Oh, and proctologists do have the best stories :slight_smile:

My math teachers seemed extroverted, if anything.

Are you sure he didn’t say “Sounds like you got some Ass Burgers back here!”?

See, I teach some math, and I’m HI-larious!

“Pity the colorectal surgeon, working where the sun don’t shine” I don’t know who sung it, but I heard it. I guess he moved to odds from ends.

Well, I have known a lot of mathematicians in my day and I would say yes, they are probably, on average, a bit high on the autism spectrum. And yes, we do show more emotion over math things than your average schlub. Once I told a class in history of math that I had always been enthralled by the fact that every positive integer is the sum of at most four perfect squares and the class tittered. Imagine being enthralled by such a fact.

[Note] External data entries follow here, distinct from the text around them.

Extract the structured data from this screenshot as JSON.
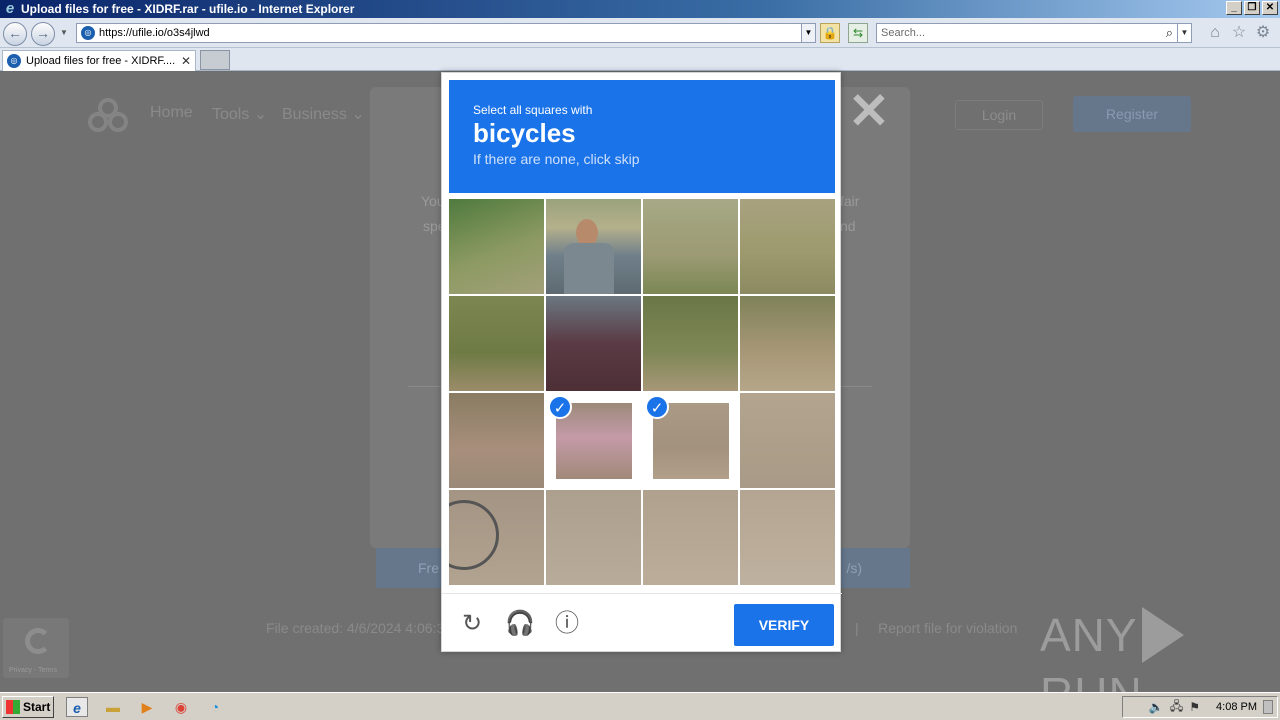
{
  "window": {
    "title": "Upload files for free - XIDRF.rar - ufile.io - Internet Explorer",
    "controls": [
      "_",
      "❐",
      "✕"
    ]
  },
  "navbar": {
    "url": "https://ufile.io/o3s4jlwd",
    "search_placeholder": "Search..."
  },
  "tabs": [
    {
      "label": "Upload files for free - XIDRF....",
      "active": true
    }
  ],
  "site": {
    "nav": [
      "Home",
      "Tools ⌄",
      "Business ⌄"
    ],
    "login": "Login",
    "register": "Register",
    "bg_text": [
      "You",
      "fair",
      "spe",
      "nd"
    ],
    "free_left": "Fre",
    "free_right": "/s)",
    "file_created": "File created: 4/6/2024 4:06:3",
    "report": "Report file for violation",
    "report_sep": "|",
    "recaptcha_text": "Privacy - Terms"
  },
  "captcha": {
    "instruction": "Select all squares with",
    "target": "bicycles",
    "hint": "If there are none, click skip",
    "selected_tiles": [
      9,
      10
    ],
    "verify_label": "VERIFY",
    "icons": [
      "reload-icon",
      "headphones-icon",
      "info-icon"
    ]
  },
  "watermark": {
    "left": "ANY",
    "right": "RUN"
  },
  "taskbar": {
    "start_label": "Start",
    "clock": "4:08 PM"
  }
}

But when I met a truly high-functioning autistic student, I realized that I really didn’t know autism at all. It truly is different and I hope to never meet another. It is truly a frightening disorder. I don’t know any mathematician like that.

One thing that might surprise you is that mathematics is social. It is not ever (or hardly ever) done in isolation. Perhaps that’s why there are a number of well-regarded blind mathematicians, but I have never even heard of a deaf one. (Prepared to duck.)

srsly, do we really need a moving fisherman’s exact shoe size before we start TOSing hosiery under the bridge?